Feckless or Successful?

A thirty-four year old Dundee man has fifteen children by fourteen different women with a possible two more on the way. Since he is on benefits he cannot maintain any of them so that his 'harem' is supported by the tax payers. He has been described as 'feckless' by the newspapers but looked at in a different light, he might be a success. In the future he will be able to trace his biological line over a huge swathe of the population  in the same way that Genghis Khan's genes are said to be present in a large percentage of Asian people. Compare that  with most people of merit who restrict their progeny to the customary one or two and you can see that in next decades the numbers descended from his seed will swell to such a level that one ought to ask whether or not he did, after all, do well. How could I say that, you ask? Well! Man, like every other living thing, flora or fauna, follows the same simple path of:-  1. Being born. 2. Maturing. 3. Reproducing. 4. Dying.
I suggest this man is excelling at stage three!

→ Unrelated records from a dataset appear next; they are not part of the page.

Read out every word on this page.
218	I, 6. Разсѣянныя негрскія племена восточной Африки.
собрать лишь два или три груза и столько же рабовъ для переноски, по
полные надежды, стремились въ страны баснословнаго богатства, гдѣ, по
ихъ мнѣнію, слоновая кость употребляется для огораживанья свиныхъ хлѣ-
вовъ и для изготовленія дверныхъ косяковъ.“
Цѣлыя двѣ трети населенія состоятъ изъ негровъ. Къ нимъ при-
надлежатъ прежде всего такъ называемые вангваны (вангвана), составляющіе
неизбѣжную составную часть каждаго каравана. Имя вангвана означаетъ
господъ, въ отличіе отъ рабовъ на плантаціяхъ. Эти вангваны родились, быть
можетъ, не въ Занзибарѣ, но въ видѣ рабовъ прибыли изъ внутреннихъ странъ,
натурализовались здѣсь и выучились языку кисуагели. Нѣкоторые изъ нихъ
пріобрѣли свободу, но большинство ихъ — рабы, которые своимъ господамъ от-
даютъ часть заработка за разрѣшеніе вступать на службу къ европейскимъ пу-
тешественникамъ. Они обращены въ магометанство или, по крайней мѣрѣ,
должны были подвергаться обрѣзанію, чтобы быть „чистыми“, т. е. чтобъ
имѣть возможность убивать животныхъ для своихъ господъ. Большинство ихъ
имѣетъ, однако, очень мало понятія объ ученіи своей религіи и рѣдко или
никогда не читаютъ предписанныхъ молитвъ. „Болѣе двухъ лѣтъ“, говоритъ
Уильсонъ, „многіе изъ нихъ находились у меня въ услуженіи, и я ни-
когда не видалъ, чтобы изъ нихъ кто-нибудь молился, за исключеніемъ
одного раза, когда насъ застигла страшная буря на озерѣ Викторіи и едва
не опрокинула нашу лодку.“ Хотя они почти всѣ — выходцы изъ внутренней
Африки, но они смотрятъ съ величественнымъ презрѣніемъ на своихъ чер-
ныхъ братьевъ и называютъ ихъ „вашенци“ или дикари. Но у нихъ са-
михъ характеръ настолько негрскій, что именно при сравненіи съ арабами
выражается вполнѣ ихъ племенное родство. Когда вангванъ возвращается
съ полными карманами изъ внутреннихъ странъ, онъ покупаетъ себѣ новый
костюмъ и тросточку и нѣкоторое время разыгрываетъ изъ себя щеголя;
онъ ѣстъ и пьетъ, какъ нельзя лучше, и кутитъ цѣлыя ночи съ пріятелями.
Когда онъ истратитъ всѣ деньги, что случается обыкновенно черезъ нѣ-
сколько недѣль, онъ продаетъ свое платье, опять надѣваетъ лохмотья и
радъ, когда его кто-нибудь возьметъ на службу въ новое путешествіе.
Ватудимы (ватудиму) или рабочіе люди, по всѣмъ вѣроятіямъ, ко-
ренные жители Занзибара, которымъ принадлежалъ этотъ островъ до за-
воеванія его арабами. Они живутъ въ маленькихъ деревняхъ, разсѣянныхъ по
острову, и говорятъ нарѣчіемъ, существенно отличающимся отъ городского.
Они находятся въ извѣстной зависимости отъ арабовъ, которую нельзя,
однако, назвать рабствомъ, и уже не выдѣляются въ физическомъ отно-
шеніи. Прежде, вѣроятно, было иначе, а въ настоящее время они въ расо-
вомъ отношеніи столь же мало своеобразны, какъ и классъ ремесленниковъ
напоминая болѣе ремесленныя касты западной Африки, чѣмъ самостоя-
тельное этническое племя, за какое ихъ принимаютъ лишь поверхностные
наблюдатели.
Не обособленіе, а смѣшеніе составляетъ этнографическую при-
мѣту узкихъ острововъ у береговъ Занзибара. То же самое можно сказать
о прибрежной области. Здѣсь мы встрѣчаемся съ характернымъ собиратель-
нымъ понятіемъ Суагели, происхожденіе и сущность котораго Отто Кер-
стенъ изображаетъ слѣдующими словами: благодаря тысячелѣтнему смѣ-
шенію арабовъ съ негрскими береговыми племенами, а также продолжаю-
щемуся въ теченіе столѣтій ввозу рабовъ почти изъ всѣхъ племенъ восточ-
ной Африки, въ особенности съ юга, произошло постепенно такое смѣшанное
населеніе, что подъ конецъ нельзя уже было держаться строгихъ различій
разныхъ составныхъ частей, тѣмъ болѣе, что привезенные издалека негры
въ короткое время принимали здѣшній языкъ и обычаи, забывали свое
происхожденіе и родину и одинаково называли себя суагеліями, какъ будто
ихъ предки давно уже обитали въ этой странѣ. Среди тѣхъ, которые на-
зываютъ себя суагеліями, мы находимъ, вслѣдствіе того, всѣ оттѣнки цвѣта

He excuses his behaviour by saying that he is only complying with the Bible's instruction to 'Go forth and multiply' and, worryingly, it seems that there is no end to the numbers of women, presumably single, who want to be with child by this man. He is a one-man fertility service with presumably a high success rate. For a woman who wants to fulfill her biological need to have a family but has been unable to find a partner, he must seem a godsend. (On a darker note it is conceivable that a married woman, unable to conceive naturally with her sterile husband, might use his services and pass off the resulting child as their own.)

This spontaneous, albeit, informal 'harem' in many ways replicates those where they are the custom amongst those who can afford them. The dominant male keeps many women for the purpose of either pleasure or siring a large number of children. These women, often daughters of friends and trading partners were provided to cement social or commercial relationships to the mutual advantage of all concerned. It didn't matter what the women looked like or how intelligent they were as long as they satisfied the ruler in any one of several aspects. I can imagine that for some of them, the loss of liberty to choose a mate was offset by being part of a large, companionable family and possibly being spared the fate of lonely spinsterhood.
The point I am trying to make is that harems, natural in some societies, may not be a bad thing as long as the dominant male can afford to keep all the women and their children in comfort and treats them all as equal. The man in Dundee has found a way for the general public to fund his own lifestyle. Who is the fool? The man or the taxpayer?